Hürriyet mücadelelerinin dışında Atatürk’ün yaptığı reformlar da özellikle Müslim ve Gayrı Müslim topluluklar için emsal teşkil etmiş, gelişmekte olan birçok ülke lideri onun reformlarını örnek alarak kendi uluslarının gelişmesine katkı sağlamışlardır. Bu konudaki en somut örneklerden biri Tunus Devlet
Başkanlarından Habib Burgibadır. Burgiba görüşlerini şu sözlerle dile getirmiştir.
“Mustafa kemalin kişiliği, halk kitlelerinin ayaklanması ve halk mücadelelerinin önderi olmuştur. Bu mücadeleler onun ölümünden sonra genişlemiş, pek çok Üçüncü Dünya ülkesini esaretten kurtarmıştır.”

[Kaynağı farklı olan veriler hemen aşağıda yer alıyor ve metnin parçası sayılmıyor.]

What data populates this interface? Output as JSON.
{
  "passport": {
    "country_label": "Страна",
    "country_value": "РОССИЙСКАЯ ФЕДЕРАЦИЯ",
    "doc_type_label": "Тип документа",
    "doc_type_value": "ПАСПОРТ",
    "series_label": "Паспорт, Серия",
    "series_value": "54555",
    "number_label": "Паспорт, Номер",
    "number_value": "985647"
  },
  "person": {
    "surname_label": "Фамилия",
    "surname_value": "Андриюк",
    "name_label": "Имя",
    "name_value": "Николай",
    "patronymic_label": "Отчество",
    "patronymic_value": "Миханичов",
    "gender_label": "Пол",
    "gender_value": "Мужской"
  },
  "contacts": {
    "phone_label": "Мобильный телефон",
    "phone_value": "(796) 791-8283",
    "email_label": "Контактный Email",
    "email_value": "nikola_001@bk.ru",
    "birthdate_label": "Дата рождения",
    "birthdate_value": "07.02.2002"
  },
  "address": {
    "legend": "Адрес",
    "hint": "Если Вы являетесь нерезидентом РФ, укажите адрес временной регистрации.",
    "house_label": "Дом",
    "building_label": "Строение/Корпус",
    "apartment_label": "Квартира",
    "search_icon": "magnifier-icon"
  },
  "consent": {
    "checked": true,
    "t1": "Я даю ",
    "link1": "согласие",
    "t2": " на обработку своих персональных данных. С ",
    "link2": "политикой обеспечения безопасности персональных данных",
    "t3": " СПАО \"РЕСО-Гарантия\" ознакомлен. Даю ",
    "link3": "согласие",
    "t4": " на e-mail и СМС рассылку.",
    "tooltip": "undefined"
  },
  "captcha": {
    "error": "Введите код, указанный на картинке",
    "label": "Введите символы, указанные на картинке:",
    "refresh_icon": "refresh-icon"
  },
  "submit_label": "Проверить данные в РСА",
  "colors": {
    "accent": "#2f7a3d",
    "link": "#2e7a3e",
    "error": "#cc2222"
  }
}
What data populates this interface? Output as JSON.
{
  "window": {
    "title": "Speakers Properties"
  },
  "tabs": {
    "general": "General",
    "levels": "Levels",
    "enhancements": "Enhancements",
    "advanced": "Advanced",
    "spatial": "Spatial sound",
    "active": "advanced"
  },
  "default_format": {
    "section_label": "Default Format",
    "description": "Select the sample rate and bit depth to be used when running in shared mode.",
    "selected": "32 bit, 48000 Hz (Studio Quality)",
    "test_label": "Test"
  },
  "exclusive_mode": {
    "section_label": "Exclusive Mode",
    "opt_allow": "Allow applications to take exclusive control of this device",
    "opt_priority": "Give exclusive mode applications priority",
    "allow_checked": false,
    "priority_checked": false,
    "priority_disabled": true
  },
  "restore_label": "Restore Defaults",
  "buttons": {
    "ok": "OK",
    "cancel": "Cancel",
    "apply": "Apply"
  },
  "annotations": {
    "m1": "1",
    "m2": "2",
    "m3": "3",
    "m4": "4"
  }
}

1939 yılında Hindistan Meclis Başkanı olan Sir Abdurrahim de şu sözlerle paralel bir görüşü ortaya koyuyor ve:
” O, uğraşılarıyla yalnız Türkiye’de değil, bütün Doğu Dünyasına kurtuluş yolunu göstermiştir. O Tarih büyüğünün, o Türk kahramanının, o Doğunun kurtuluş ve uygarlık önderinin eserlerini her zaman sevgi ve saygı ile anacağız” diyordu.
Bu konuda Çin Basınının görüşü de şöyledir:
“Atatürk istilaları nasıl bir ruhla ve ne gibi vasıtalarla püskürttüğünü bize göstermek yoluyla ulusal kurtuluşun yöntemini göstermiştir. O’nun düşünüş ve tutumunun kalplerimizde her an canlı kalacağını, ulusal bağımsızlığımızda bize güç ve destek olacağını düşünüyoruz.”
Bir Macar Gazetesi Pester Lloyd 1938′de Atatürk’ün ölümü nedeni ile yazdığı bir başyazısında :
“Dünya bu harp ve barış kahramanı büyük adamın ölümü ile yoksul düşmüştür. Güçlükleri ve zorlukları yenme kararı ve aman bilmeyen savaş galiplerinin yenilenlere uygulamaya çalıştıkları Pranga Siyasetini ilk kıran Atatürk olmuştur.”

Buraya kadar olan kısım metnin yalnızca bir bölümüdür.